Hello there and happy RevMo (even if I am a bit late to the reviewing party)! I, a bold Knight of the Green Room, am here today to review you.
With that said, first impressions first, I noticed that the lines of your poem are quite a bit spaced out, and it looks like you've run into a formatting snafu with the text editor. There are a few ways to fix this, and this article goes over multiple methods in-depth, though this one is also really good.
It might seem like a little thing, but fixing up the spacing of your poem will really help make a solid first impression, and as we readers are fickle creatures, first impressions are quite important.

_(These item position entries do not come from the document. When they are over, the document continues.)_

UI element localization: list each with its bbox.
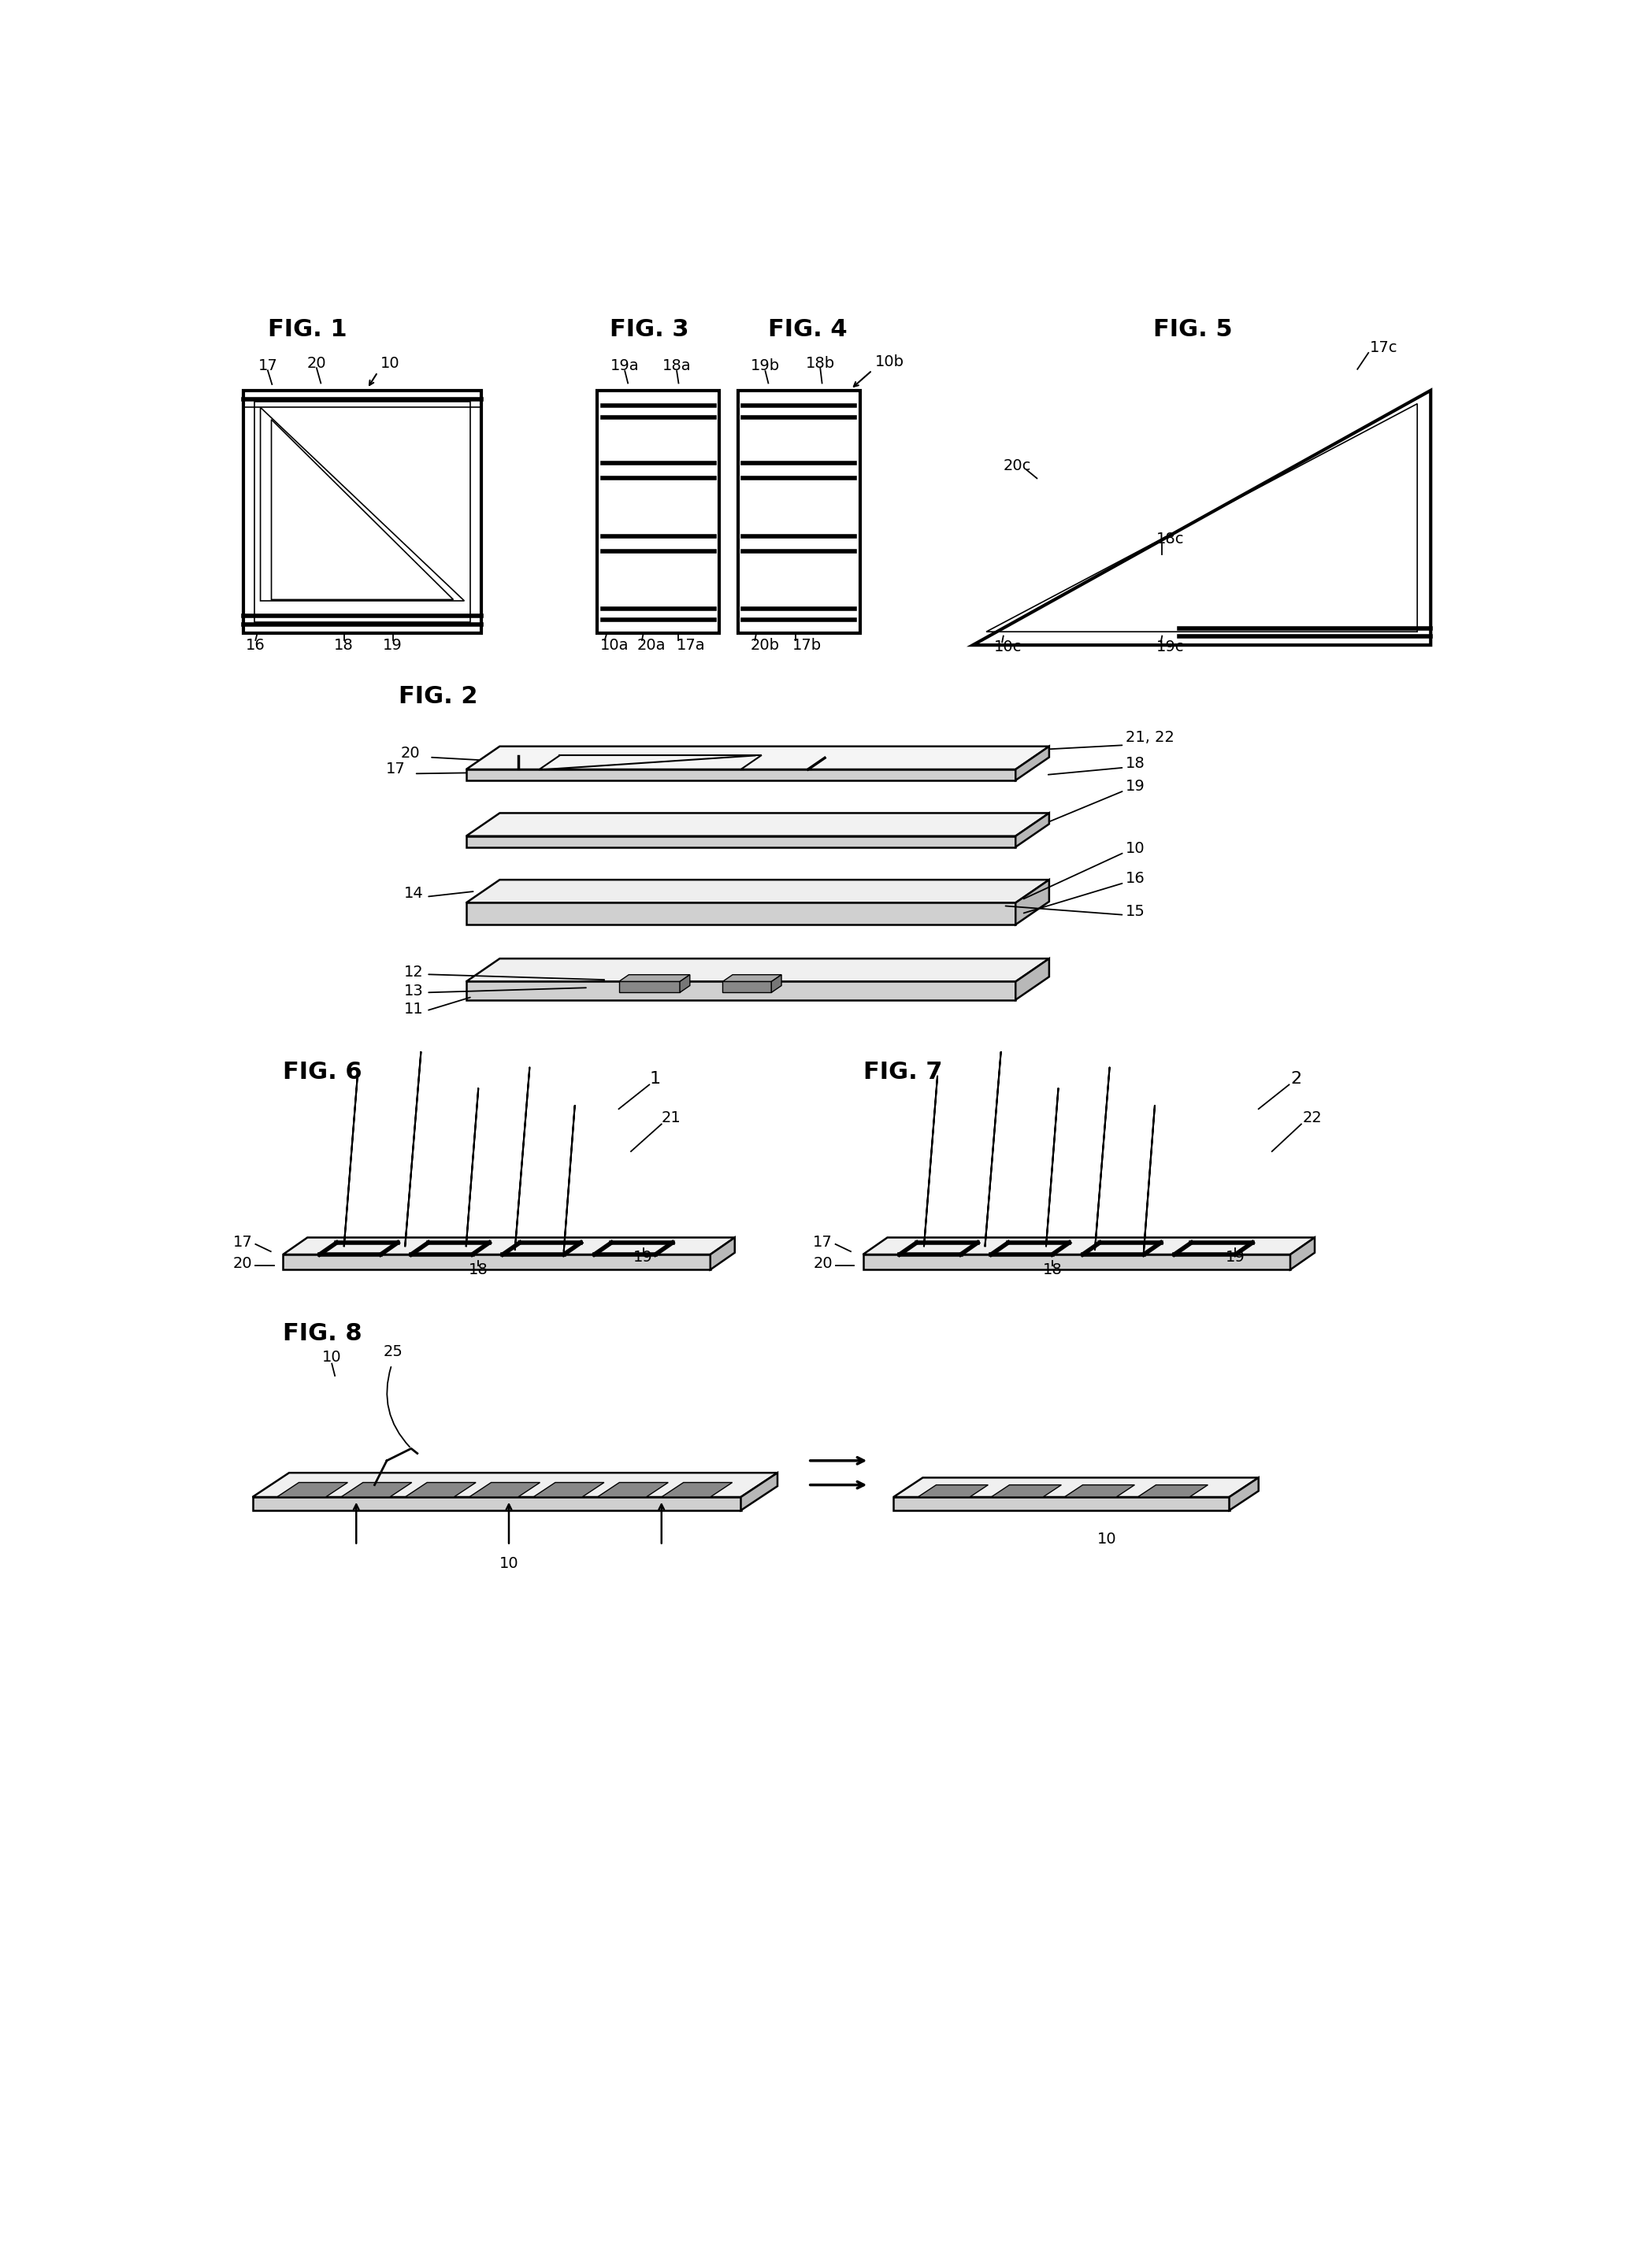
Text: 18: 18 bbox=[469, 1263, 489, 1277]
Polygon shape bbox=[723, 982, 772, 993]
Text: 18a: 18a bbox=[663, 358, 691, 374]
Polygon shape bbox=[1064, 1486, 1135, 1497]
Polygon shape bbox=[772, 975, 782, 993]
Text: 19: 19 bbox=[1225, 1250, 1245, 1266]
Polygon shape bbox=[1015, 812, 1049, 846]
Polygon shape bbox=[406, 1483, 476, 1497]
Text: 18: 18 bbox=[1043, 1263, 1062, 1277]
Text: 20a: 20a bbox=[637, 637, 666, 653]
Text: 19b: 19b bbox=[751, 358, 780, 374]
Polygon shape bbox=[340, 1483, 412, 1497]
Text: 10: 10 bbox=[381, 356, 401, 370]
Text: 21: 21 bbox=[661, 1111, 681, 1125]
Text: 12: 12 bbox=[404, 966, 424, 980]
Text: 11: 11 bbox=[404, 1002, 424, 1016]
Polygon shape bbox=[619, 982, 679, 993]
Text: 19: 19 bbox=[383, 637, 402, 653]
Text: 18: 18 bbox=[334, 637, 353, 653]
Text: 17c: 17c bbox=[1370, 340, 1398, 356]
Text: 17: 17 bbox=[257, 358, 277, 374]
Text: 22: 22 bbox=[1303, 1111, 1323, 1125]
Polygon shape bbox=[723, 975, 782, 982]
Polygon shape bbox=[990, 1486, 1062, 1497]
Text: 15: 15 bbox=[1126, 905, 1145, 919]
Polygon shape bbox=[469, 1483, 539, 1497]
Text: 17b: 17b bbox=[793, 637, 823, 653]
Text: 17: 17 bbox=[233, 1234, 252, 1250]
Text: 10: 10 bbox=[1126, 841, 1145, 855]
Polygon shape bbox=[1230, 1479, 1259, 1510]
Text: 20: 20 bbox=[813, 1256, 832, 1270]
Polygon shape bbox=[533, 1483, 604, 1497]
Text: 13: 13 bbox=[404, 984, 424, 998]
Polygon shape bbox=[466, 812, 1049, 837]
Text: 2: 2 bbox=[1290, 1070, 1302, 1086]
Polygon shape bbox=[466, 880, 1049, 903]
Polygon shape bbox=[277, 1483, 347, 1497]
Text: 17: 17 bbox=[813, 1234, 832, 1250]
Polygon shape bbox=[283, 1238, 735, 1254]
Polygon shape bbox=[466, 903, 1015, 925]
Text: 19c: 19c bbox=[1157, 640, 1184, 655]
Text: 17: 17 bbox=[386, 762, 406, 778]
Text: 16: 16 bbox=[1126, 871, 1145, 887]
Polygon shape bbox=[661, 1483, 733, 1497]
Text: FIG. 2: FIG. 2 bbox=[399, 685, 479, 708]
Polygon shape bbox=[466, 746, 1049, 769]
Text: 25: 25 bbox=[383, 1345, 402, 1359]
Text: 10b: 10b bbox=[875, 354, 904, 370]
Text: 19: 19 bbox=[634, 1250, 653, 1266]
Text: FIG. 5: FIG. 5 bbox=[1153, 318, 1232, 340]
Text: 19: 19 bbox=[1126, 778, 1145, 794]
Polygon shape bbox=[252, 1472, 777, 1497]
Polygon shape bbox=[1015, 959, 1049, 1000]
Polygon shape bbox=[1290, 1238, 1315, 1270]
Text: 20c: 20c bbox=[1003, 458, 1031, 474]
Text: 10: 10 bbox=[1098, 1531, 1117, 1547]
Polygon shape bbox=[466, 982, 1015, 1000]
Text: 20: 20 bbox=[401, 746, 420, 760]
Text: 20: 20 bbox=[306, 356, 326, 370]
Polygon shape bbox=[1015, 880, 1049, 925]
Polygon shape bbox=[863, 1254, 1290, 1270]
Text: 10: 10 bbox=[498, 1556, 518, 1572]
Text: 18b: 18b bbox=[806, 356, 834, 370]
Text: FIG. 4: FIG. 4 bbox=[769, 318, 847, 340]
Polygon shape bbox=[466, 837, 1015, 846]
Polygon shape bbox=[466, 959, 1049, 982]
Text: FIG. 8: FIG. 8 bbox=[283, 1322, 362, 1345]
Text: 18c: 18c bbox=[1157, 531, 1184, 547]
Polygon shape bbox=[741, 1472, 777, 1510]
Polygon shape bbox=[466, 769, 1015, 780]
Text: 10: 10 bbox=[323, 1349, 342, 1365]
Text: FIG. 7: FIG. 7 bbox=[863, 1061, 942, 1084]
Text: 1: 1 bbox=[650, 1070, 660, 1086]
Text: 19a: 19a bbox=[611, 358, 639, 374]
Polygon shape bbox=[917, 1486, 989, 1497]
Polygon shape bbox=[252, 1497, 741, 1510]
Text: FIG. 3: FIG. 3 bbox=[609, 318, 689, 340]
Polygon shape bbox=[893, 1479, 1259, 1497]
Polygon shape bbox=[1137, 1486, 1207, 1497]
Text: 17a: 17a bbox=[676, 637, 705, 653]
Text: FIG. 6: FIG. 6 bbox=[283, 1061, 362, 1084]
Text: 18: 18 bbox=[1126, 755, 1145, 771]
Text: 20: 20 bbox=[233, 1256, 252, 1270]
Polygon shape bbox=[619, 975, 689, 982]
Polygon shape bbox=[893, 1497, 1230, 1510]
Polygon shape bbox=[679, 975, 689, 993]
Polygon shape bbox=[863, 1238, 1315, 1254]
Text: 10a: 10a bbox=[601, 637, 629, 653]
Polygon shape bbox=[598, 1483, 668, 1497]
Text: 14: 14 bbox=[404, 887, 424, 900]
Text: 20b: 20b bbox=[749, 637, 779, 653]
Text: 21, 22: 21, 22 bbox=[1126, 730, 1175, 746]
Text: 10c: 10c bbox=[994, 640, 1021, 655]
Polygon shape bbox=[710, 1238, 735, 1270]
Polygon shape bbox=[1015, 746, 1049, 780]
Polygon shape bbox=[283, 1254, 710, 1270]
Text: 16: 16 bbox=[246, 637, 266, 653]
Text: FIG. 1: FIG. 1 bbox=[267, 318, 347, 340]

Which brings me to the title. "Memorizing Fields and Figures" made me hope that this was a sciencey poem because fields and figures have different meanings in the sciences, and I am a sucker for both sciencey poems and multiple layers of meaning, so I was a bit disappointed that this poem wasn't either, though that's no fault of the poem.
(If you do decide to write a poem around the different meanings of fields and figures and sciencey things, let me know because I will love you forever.)
With that all said, the poem overall felt a bit weak, and I suspect it has to do with the ending where you call upon the rather cliched "object of love being wounded by the cruel, cruel world" concept that pervades a lot of romantic media. Up until that point, you were working towards some interesting plays on some equally cliched concepts (I particularly liked the planting images one), and they were all related to growing and plants, which made the jump to wounds and cruelty all the more jarring.
I'd recommend focusing your images and ideas more around the theme of plantlife you already have going, and playing around a bit more with them so that your plays on the more cliched turns of phrase are a bit more creative. As it is, this poem shows a start towards a more unique piece, but it could use more work and development to make it stand more strongly on its own instead of relying so heavily on cliched concepts.